O ex-deputado Barney Frank, de Massachusetts, morreu na terça-feira aos 86 anos, tendo já alcançado o raro feito político de ser esquecido ainda vivo, e então lembrado bem a tempo de anunciar a própria morte com seu característico estilo. Os redatores de obituários se divertiram com a vida nada convencional de Frank: sua homossexualidade (fonte de muito drama), seu dom para piadas (lendário) e seu intelecto imponente (geralmente o tornava o homem mais inteligente na sala, fosse qual fosse a sala - embora sua figura geralmente fosse volumosa, e viesse embalada em ternos amarrotados e sapatos profundamente gastos). Num Congresso onde a banalidade partidária reina, Frank era uma figura imponente, mesmo que seus ternos parecessem ter sido dormidos.
A amizade do autor com Frank remonta a 1961, quando ambos eram delegados do Congresso Nacional de Estudantes - embora ninguém os tivesse eleito. Frank já era uma estrela, graças à sua rapidez de espírito, conhecimento dos assuntos e domínio do Regimento de Robert. Ele entendia, então e mais tarde na Câmara, que conhecer as regras podia ser muito importante em momentos cruciais. Colaboraram numa resolução para abolir o Comitê da Câmara sobre Atividades Antiamericanas e riram muito. O autor não percebeu na época que estava mais interessado nas garotas com quem trabalhavam do que Frank.
Depois de vencer sua cadeira na Câmara em 1980, Frank intimidava colegas com sua inteligência, mas Nancy Pelosi adorava, dizendo ao The New Yorker em 2009: "É a genialidade que economiza tempo, porque ele simplifica o complexo para nós." Essa genialidade foi útil após a crise financeira de 2008, quando Frank, como presidente do Comitê de Serviços Financeiros da Câmara, tranquilizou colegas em pânico e produziu uma legislação rigorosa - uma raridade na política. A Lei Dodd-Frank, coautorada com o senador Chris Dodd, foi uma das iniciativas legislativas mais importantes da nossa era.
Frank lia vorazmente e, duas semanas antes de morrer, pedia recomendações de livros aos amigos. No último ano, escreveu seu quarto livro, "O Caminho Árduo para a Unidade: Por Que Devemos Reformar a Esquerda para Salvar a Democracia", com lançamento previsto para setembro pela Yale University Press. O livro é enérgico e polêmico, farto de esquerdistas que priorizam o Medicare para Todos e os direitos de atletas trans em vez de vencer eleições. Frank queria restaurar o poder político dos democratas liberais práticos que acreditam em usar o governo para melhorar a vida dos americanos não ricos - um tema desde os anos 1960, quando debateu com Tom Hayden, dos Estudantes por uma Sociedade Democrática.

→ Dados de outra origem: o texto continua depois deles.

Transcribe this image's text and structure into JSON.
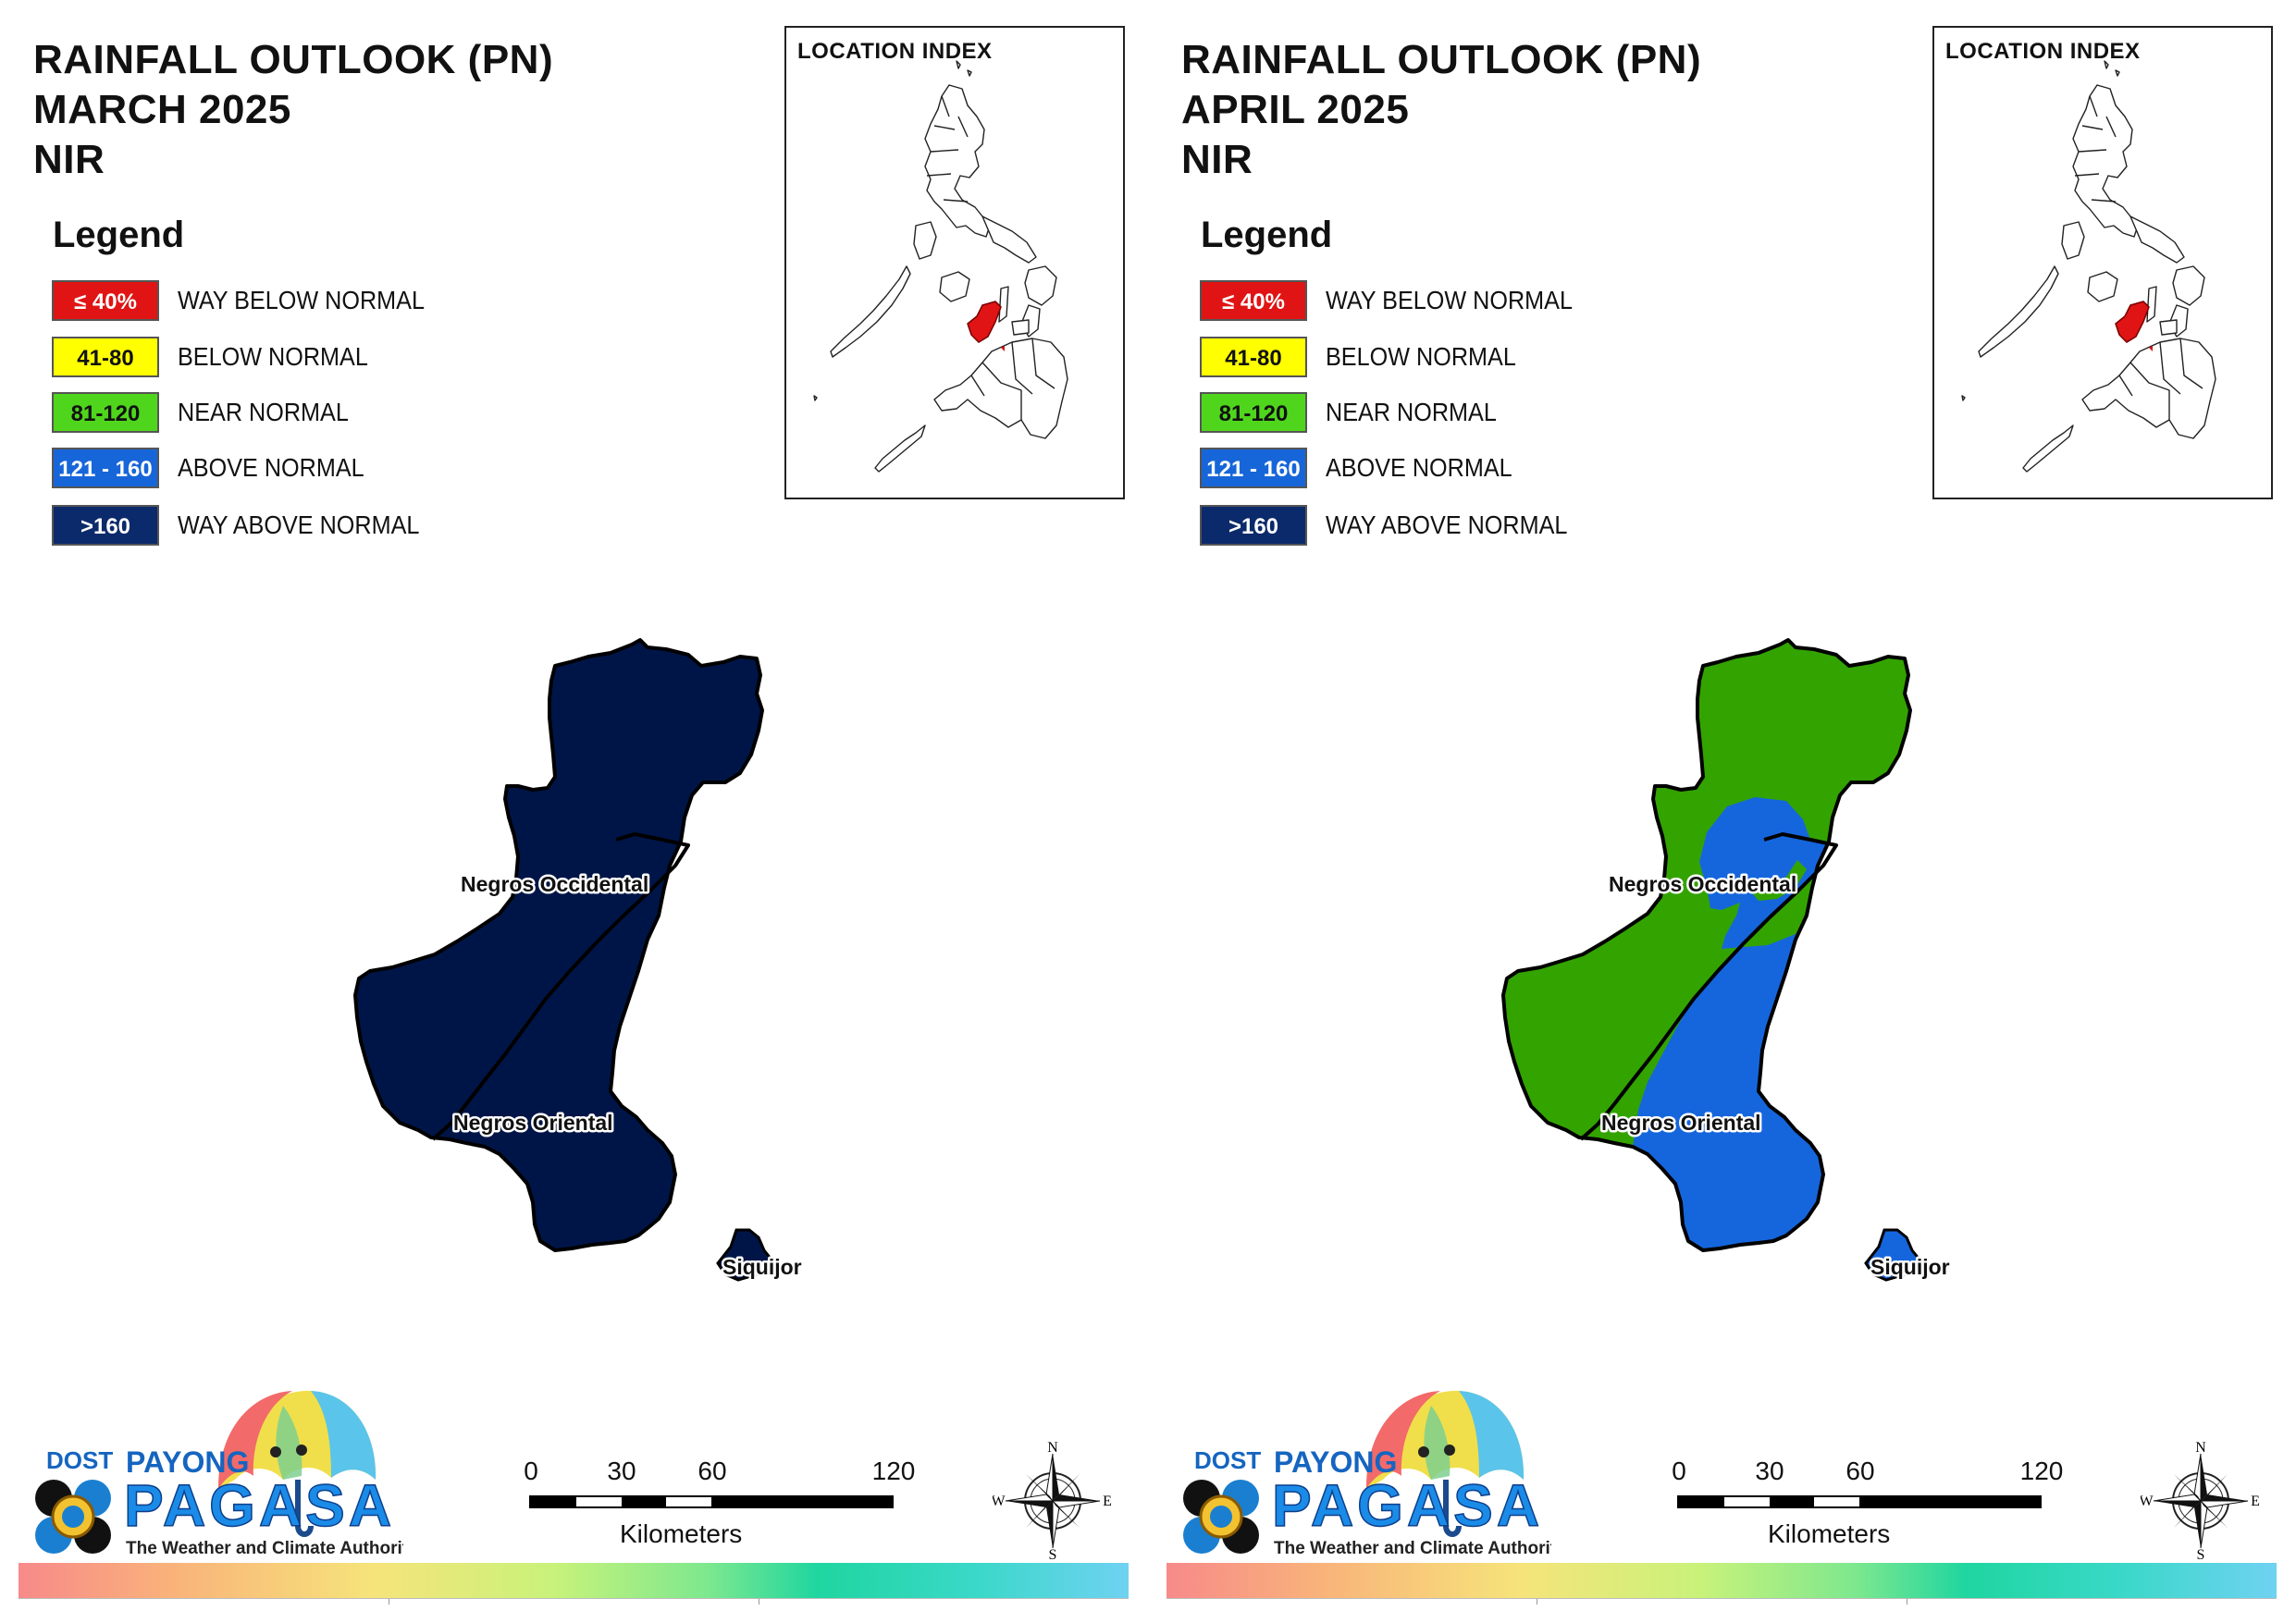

A melhor anedota de Frank: Num debate no campus, Hayden insistiu em sentar-se com a plateia. Frank foi ao pódio e disse: "Tom, você é tão 'raiz' que não sei se devo debater com você ou descer aí e regá-lo."
Frank sofria de insuficiência cardíaca congestiva há anos. No mês passado, os médicos disseram que não conseguiriam manter seu coração batendo após outro episódio. Ele entrou em cuidados paliativos domiciliares na casa de fazenda ligeiramente desleixada em Ogunquit, Maine, que dividia com seu marido há 14 anos, Jim Ready. Então pegou o telefone e ligou pessoalmente para amigos e parentes para dar a notícia sombria - um ato corajoso e baseado em fatos que ilustrou como Frank era diferente dos atuais membros do Congresso, apegados a vender lorota nas redes sociais.
Seria possível um novo Barney Frank - extraordinariamente inteligente, bem-educado, independente, sem fortuna pessoal, sotaque regional engraçado - lançar uma carreira política hoje? O autor deseja, para seus três netos, que a resposta seja sim, mas riria de si mesmo se afirmasse isso. O que os Fundadores pensariam do presidente da Câmara Mike Johnson, visto com mais frequência em público com um sorriso nervoso? Nem Johnson nem a esmagadora maioria do Congresso de hoje estão à altura dos cidadãos-eruditos que os Fundadores sonhavam, nem o repetido abandono dos poderes do Congresso corresponde a essas expectativas.